The future of this so-called “prestige journalism” won’t include any perfect examples whereby all of the needs for independence of thought and commercial viability are somehow all magically met. That’s a hundred years’ war still smoldering. The system so many journalists today look back on nostalgically only seems more innocent because the mechanisms of its compromise are now commonplace.
We didn't choose the way journalism has evolved in recent years, but like so many others, we are forced to take part in it to a degree. Like a small craft brewer who only has a red (AB InBev) or blue (MillerCoors) distributor in their region, we have to make the most of the situation. If we can self-distribute more of our product directly, through our subscribers, we might be able to bypass the system altogether. We’d be like an own-premise brewery in that way. And if we can find a way of doing things that’s incrementally more independent, transparent, and produces exceptional writing, then we’re thrilled with our contribution to that long, ongoing dialogue.

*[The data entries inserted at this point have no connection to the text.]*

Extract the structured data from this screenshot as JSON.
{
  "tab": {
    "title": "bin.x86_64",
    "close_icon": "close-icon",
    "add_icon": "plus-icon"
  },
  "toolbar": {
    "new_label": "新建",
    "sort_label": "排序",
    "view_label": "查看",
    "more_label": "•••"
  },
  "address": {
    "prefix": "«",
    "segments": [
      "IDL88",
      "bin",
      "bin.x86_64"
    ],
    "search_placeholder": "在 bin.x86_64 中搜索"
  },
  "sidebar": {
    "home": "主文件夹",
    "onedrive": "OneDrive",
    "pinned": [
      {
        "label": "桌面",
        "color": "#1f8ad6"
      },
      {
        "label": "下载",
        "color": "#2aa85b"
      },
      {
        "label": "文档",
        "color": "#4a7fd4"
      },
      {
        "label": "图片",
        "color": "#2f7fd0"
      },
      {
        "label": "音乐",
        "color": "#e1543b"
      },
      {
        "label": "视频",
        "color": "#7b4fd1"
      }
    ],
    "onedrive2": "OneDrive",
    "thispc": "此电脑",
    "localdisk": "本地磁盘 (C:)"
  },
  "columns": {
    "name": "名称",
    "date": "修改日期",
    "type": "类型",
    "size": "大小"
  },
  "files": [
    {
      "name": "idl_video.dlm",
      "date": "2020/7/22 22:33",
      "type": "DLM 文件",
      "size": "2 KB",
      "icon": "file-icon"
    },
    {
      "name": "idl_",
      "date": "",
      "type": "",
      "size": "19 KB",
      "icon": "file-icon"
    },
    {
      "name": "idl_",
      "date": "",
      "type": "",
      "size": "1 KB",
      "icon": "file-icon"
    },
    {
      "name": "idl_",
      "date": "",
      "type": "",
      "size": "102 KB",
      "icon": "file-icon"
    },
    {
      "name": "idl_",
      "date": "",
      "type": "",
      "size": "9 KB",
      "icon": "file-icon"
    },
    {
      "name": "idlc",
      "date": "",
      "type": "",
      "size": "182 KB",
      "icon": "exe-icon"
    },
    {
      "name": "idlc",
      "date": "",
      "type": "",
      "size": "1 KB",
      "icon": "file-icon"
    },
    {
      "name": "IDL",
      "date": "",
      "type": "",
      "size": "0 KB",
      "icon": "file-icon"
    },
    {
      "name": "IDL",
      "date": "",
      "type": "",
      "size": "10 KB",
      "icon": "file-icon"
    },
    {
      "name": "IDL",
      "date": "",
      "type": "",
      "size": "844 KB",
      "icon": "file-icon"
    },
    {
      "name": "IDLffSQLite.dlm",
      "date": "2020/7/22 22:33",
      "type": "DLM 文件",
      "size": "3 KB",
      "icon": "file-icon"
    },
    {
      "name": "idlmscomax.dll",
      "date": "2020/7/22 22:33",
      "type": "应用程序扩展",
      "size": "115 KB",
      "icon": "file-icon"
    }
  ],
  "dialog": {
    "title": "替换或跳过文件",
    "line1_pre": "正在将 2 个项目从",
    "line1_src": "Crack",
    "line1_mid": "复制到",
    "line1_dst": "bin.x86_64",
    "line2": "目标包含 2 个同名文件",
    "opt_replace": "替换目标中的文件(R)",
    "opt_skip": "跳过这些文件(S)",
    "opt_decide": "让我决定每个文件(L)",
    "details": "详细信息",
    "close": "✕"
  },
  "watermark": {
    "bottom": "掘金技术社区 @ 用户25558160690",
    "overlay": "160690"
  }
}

And you don’t have to take my word for it. Many of our contributors are quite active on social media, and many work for other magazines and outlets where they have highly relevant comparative experiences they can speak to. They took home a stunning six NAGBW awards this year between them. Engage them. Ask them about working with GBH. Ask them what we offer no one else does and why they’re taking part in this project. Their answers will be varied, but they’ll all, I’m confident, speak to a part of the shared end-goal: intellectually-honest content, beautifully presented, that honors the intelligence and curiosity of our audience, enables them to explore their own passions for storytelling, and pushes them to be better with every piece.
The fact that we have a viable subscriber community tells me that we’re doing a pretty good job. The fact that we have continuous criticism from other industry voices tells me we can always do better (and that what we’re doing is getting thoughtful attention). And based on my growing team’s input, and their passion for this project, I’m also confident that no one is holding us to a higher standard than ourselves.
Thanks for being a reader, a critic, a subscriber, or any combination of those things. It’s important to us that you’re here for it.